Mr Williams described conditions as horrendous when his volunteers, along with coastguard teams from Craignure and Tobermory, were called to the scene along with a Coastguard helicopter.
He said: "Three coastguard teams and a helicopter were called out at a time when Stornoway Coastguard were dealing with another four incidents, it's a lot of resources going in to two guys going out fishing
in the middle of a storm.
"I would say, do not put yourself at risk during a storm to go fishing and always check the tides before you do anything.”
Describing what happened, Mr Williams said: "The island is a substantial bit of rock, about 100ft square
which you can walk to at low tide.
"Two men, who were staying at a holiday cottage with their aunt, had gone fishing there and got stranded when the tide came in. There were 60 mph winds, it was horrendous and their aunt phoned 999."
The men, who had waterproofs on, had lit a fire on the island, which triggered off a flurry of other 999 calls when islanders saw the flames.
Mr Williams said: "We were called out - 16 of us in three coastguard teams - to see if we could assist . It was about an hour before high tide and we could only have got to them at low tide, and it was dark, so the helicopter went and picked them up and took them to Mull to their holiday cottage. They were OK."
Meanwhile Oban lifeboat crew were braving heavy seas and winds gusting 60mph to rescue four anglers and tow their boat, which had broken down west of Airds Point, in Loch Etive.
As the bad weather continued yesterday Oban lifeboat coxswain Ally Cerexhe said: "Please take extra care when visiting the coast and think twice about heading out on the water in these conditions.
"Although the lochs may appear to provide some shelter, the strong winds and high tides still pose the same risk. If you do see anyone in difficulty remember to call 999 and ask for the coastguard."
Stornoway Coastguard dealt with calls from all over the west coast on Saturday, with numerous reports of drifting vessels.
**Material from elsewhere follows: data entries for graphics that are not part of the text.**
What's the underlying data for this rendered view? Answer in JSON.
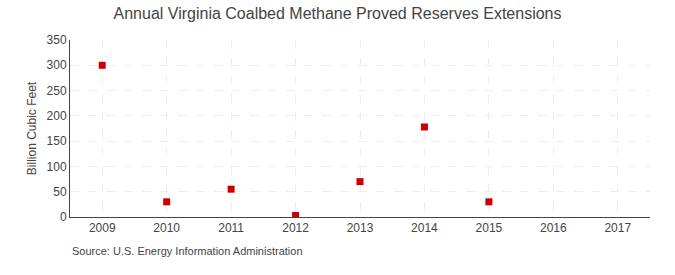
{
  "chart_data": {
    "type": "scatter",
    "title": "Annual Virginia Coalbed Methane Proved Reserves Extensions",
    "ylabel": "Billion Cubic Feet",
    "annotations": [
      "Source: U.S. Energy Information Administration"
    ],
    "x": [
      2009,
      2010,
      2011,
      2012,
      2013,
      2014,
      2015
    ],
    "values": [
      300,
      30,
      55,
      3,
      70,
      178,
      30
    ],
    "color": "#cc0000",
    "marker": "square",
    "xlim": [
      2008.5,
      2017.5
    ],
    "ylim": [
      0,
      350
    ],
    "xticks": [
      2009,
      2010,
      2011,
      2012,
      2013,
      2014,
      2015,
      2016,
      2017
    ],
    "yticks": [
      0,
      50,
      100,
      150,
      200,
      250,
      300,
      350
    ],
    "grid": true
  }
}
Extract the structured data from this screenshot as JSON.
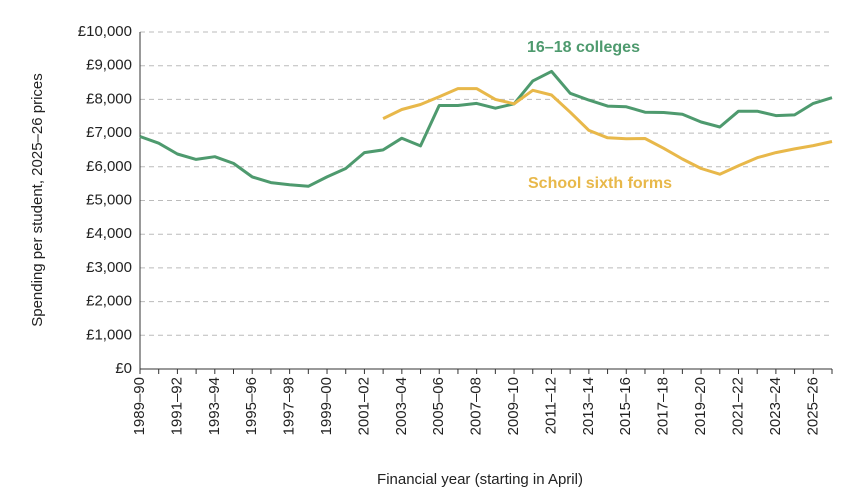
{
  "chart_data": {
    "type": "line",
    "y_label": "Spending per student, 2025–26 prices",
    "x_label": "Financial year (starting in April)",
    "categories": [
      "1989–90",
      null,
      "1991–92",
      null,
      "1993–94",
      null,
      "1995–96",
      null,
      "1997–98",
      null,
      "1999–00",
      null,
      "2001–02",
      null,
      "2003–04",
      null,
      "2005–06",
      null,
      "2007–08",
      null,
      "2009–10",
      null,
      "2011–12",
      null,
      "2013–14",
      null,
      "2015–16",
      null,
      "2017–18",
      null,
      "2019–20",
      null,
      "2021–22",
      null,
      "2023–24",
      null,
      "2025–26",
      null
    ],
    "series": [
      {
        "name": "16–18 colleges",
        "color": "#4e9a6e",
        "values": [
          6900,
          6700,
          6380,
          6220,
          6300,
          6100,
          5700,
          5530,
          5470,
          5420,
          5700,
          5950,
          6420,
          6500,
          6850,
          6620,
          7820,
          7820,
          7880,
          7740,
          7870,
          8550,
          8830,
          8180,
          7980,
          7800,
          7780,
          7620,
          7610,
          7560,
          7330,
          7180,
          7650,
          7650,
          7520,
          7540,
          7880,
          8050
        ]
      },
      {
        "name": "School sixth forms",
        "color": "#e8b84a",
        "values": [
          null,
          null,
          null,
          null,
          null,
          null,
          null,
          null,
          null,
          null,
          null,
          null,
          null,
          7430,
          7700,
          7850,
          8080,
          8320,
          8320,
          8000,
          7870,
          8270,
          8130,
          7620,
          7080,
          6860,
          6830,
          6840,
          6550,
          6230,
          5950,
          5780,
          6030,
          6270,
          6420,
          6530,
          6630,
          6750
        ]
      }
    ],
    "ylim": [
      0,
      10000
    ],
    "yticks": [
      {
        "value": 0,
        "label": "£0"
      },
      {
        "value": 1000,
        "label": "£1,000"
      },
      {
        "value": 2000,
        "label": "£2,000"
      },
      {
        "value": 3000,
        "label": "£3,000"
      },
      {
        "value": 4000,
        "label": "£4,000"
      },
      {
        "value": 5000,
        "label": "£5,000"
      },
      {
        "value": 6000,
        "label": "£6,000"
      },
      {
        "value": 7000,
        "label": "£7,000"
      },
      {
        "value": 8000,
        "label": "£8,000"
      },
      {
        "value": 9000,
        "label": "£9,000"
      },
      {
        "value": 10000,
        "label": "£10,000"
      }
    ],
    "grid": true
  }
}
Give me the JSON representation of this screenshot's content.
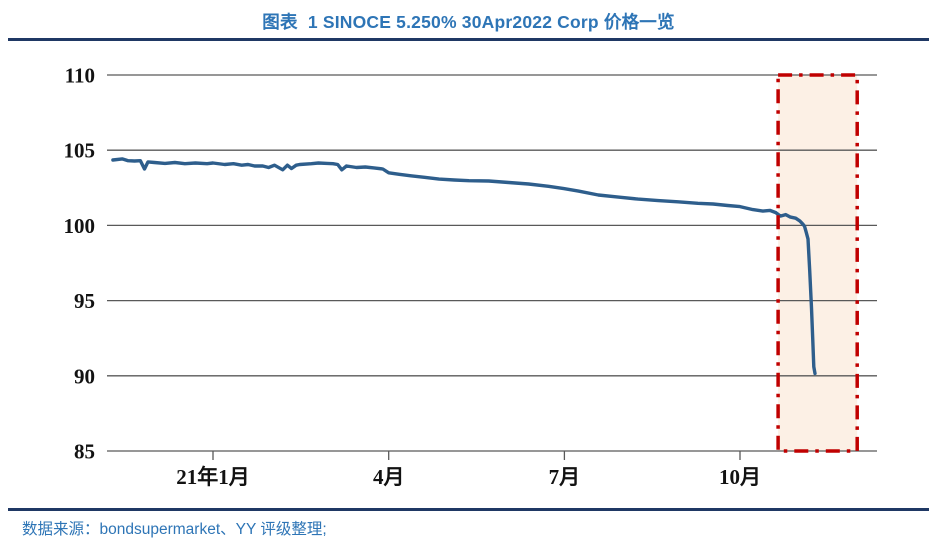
{
  "page": {
    "title": "图表  1 SINOCE 5.250% 30Apr2022 Corp 价格一览"
  },
  "footer": {
    "source": "数据来源：bondsupermarket、YY 评级整理;"
  },
  "colors": {
    "accent_blue": "#2E75B6",
    "rule_navy": "#1F3864",
    "line_blue": "#2E5E8C",
    "grid_gray": "#595959",
    "highlight_red": "#C00000",
    "highlight_fill": "#FCF0E5",
    "tick_text": "#121212"
  },
  "chart_data": {
    "type": "line",
    "title": "SINOCE 5.250% 30Apr2022 Corp 价格一览",
    "ylabel": "",
    "xlabel": "",
    "ylim": [
      85,
      110
    ],
    "y_ticks": [
      110,
      105,
      100,
      95,
      90,
      85
    ],
    "x_unit": "months since 2021-01 (negative = late 2020)",
    "xlim": [
      -1.81,
      11.34
    ],
    "x_ticks": [
      {
        "label": "21年1月",
        "t": 0
      },
      {
        "label": "4月",
        "t": 3
      },
      {
        "label": "7月",
        "t": 6
      },
      {
        "label": "10月",
        "t": 9
      }
    ],
    "grid": "horizontal",
    "legend": "none",
    "highlight_region": {
      "t_start": 9.65,
      "t_end": 11.0,
      "v_top": 110,
      "v_bottom": 85
    },
    "series": [
      {
        "name": "SINOCE 5.250% 30Apr2022 Corp",
        "points": [
          [
            -1.71,
            104.35
          ],
          [
            -1.55,
            104.42
          ],
          [
            -1.45,
            104.3
          ],
          [
            -1.34,
            104.28
          ],
          [
            -1.24,
            104.3
          ],
          [
            -1.17,
            103.75
          ],
          [
            -1.11,
            104.22
          ],
          [
            -1.0,
            104.18
          ],
          [
            -0.82,
            104.12
          ],
          [
            -0.65,
            104.18
          ],
          [
            -0.48,
            104.1
          ],
          [
            -0.3,
            104.15
          ],
          [
            -0.1,
            104.1
          ],
          [
            0.0,
            104.15
          ],
          [
            0.2,
            104.05
          ],
          [
            0.35,
            104.1
          ],
          [
            0.49,
            104.0
          ],
          [
            0.6,
            104.05
          ],
          [
            0.71,
            103.95
          ],
          [
            0.85,
            103.95
          ],
          [
            0.95,
            103.85
          ],
          [
            1.05,
            104.0
          ],
          [
            1.19,
            103.7
          ],
          [
            1.27,
            104.0
          ],
          [
            1.34,
            103.78
          ],
          [
            1.42,
            104.0
          ],
          [
            1.48,
            104.05
          ],
          [
            1.68,
            104.1
          ],
          [
            1.8,
            104.15
          ],
          [
            1.95,
            104.12
          ],
          [
            2.05,
            104.1
          ],
          [
            2.13,
            104.05
          ],
          [
            2.2,
            103.7
          ],
          [
            2.28,
            103.95
          ],
          [
            2.45,
            103.85
          ],
          [
            2.6,
            103.88
          ],
          [
            2.75,
            103.82
          ],
          [
            2.9,
            103.75
          ],
          [
            3.0,
            103.5
          ],
          [
            3.18,
            103.4
          ],
          [
            3.38,
            103.3
          ],
          [
            3.61,
            103.2
          ],
          [
            3.86,
            103.08
          ],
          [
            4.12,
            103.02
          ],
          [
            4.37,
            102.97
          ],
          [
            4.71,
            102.95
          ],
          [
            5.05,
            102.85
          ],
          [
            5.39,
            102.75
          ],
          [
            5.73,
            102.6
          ],
          [
            5.99,
            102.45
          ],
          [
            6.24,
            102.28
          ],
          [
            6.58,
            102.02
          ],
          [
            6.92,
            101.88
          ],
          [
            7.26,
            101.75
          ],
          [
            7.6,
            101.65
          ],
          [
            7.94,
            101.57
          ],
          [
            8.28,
            101.47
          ],
          [
            8.54,
            101.42
          ],
          [
            8.79,
            101.32
          ],
          [
            9.0,
            101.25
          ],
          [
            9.22,
            101.05
          ],
          [
            9.39,
            100.95
          ],
          [
            9.51,
            101.0
          ],
          [
            9.61,
            100.85
          ],
          [
            9.69,
            100.62
          ],
          [
            9.78,
            100.72
          ],
          [
            9.86,
            100.55
          ],
          [
            9.95,
            100.48
          ],
          [
            10.02,
            100.3
          ],
          [
            10.07,
            100.1
          ],
          [
            10.1,
            99.95
          ],
          [
            10.13,
            99.55
          ],
          [
            10.16,
            99.1
          ],
          [
            10.19,
            97.0
          ],
          [
            10.22,
            94.5
          ],
          [
            10.24,
            92.5
          ],
          [
            10.26,
            90.6
          ],
          [
            10.28,
            90.15
          ]
        ]
      }
    ]
  }
}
An emergency beacon sounded on a boat in Loch Bracadale, Skye, prompting the call out of Portree Lifeboat and an island coastguard team. However, the owner was traced and confirmed no-one was on board.
The police called the coastguard for assistance in closing Braighe causeway, Stornoway and coastguard teams were also called to close causeways at Eriskay and Stinky Bay, North Uist.
There were also reports of a drifitng vessel at Loch Duich, by Kyle of Lochalsh, with no-one on board yesterday when the landing craft,Tiffany of Melfort ,was still believed to be drifting in the Minch after breaking free from a mooring at Loch Pooltiel, Skye, on Saturday.
In Oban the waves were so high on Saturday night that St Columba's Cathedral put a message out to tell worshippers that it was too dangerous to venture there for mass.
Across the road from the cathedral part of the roof came off the Lancaster Hotel, while a tree crashed down onto the gable end of a house in another part of the tourist town. No-one was injured in the incidents.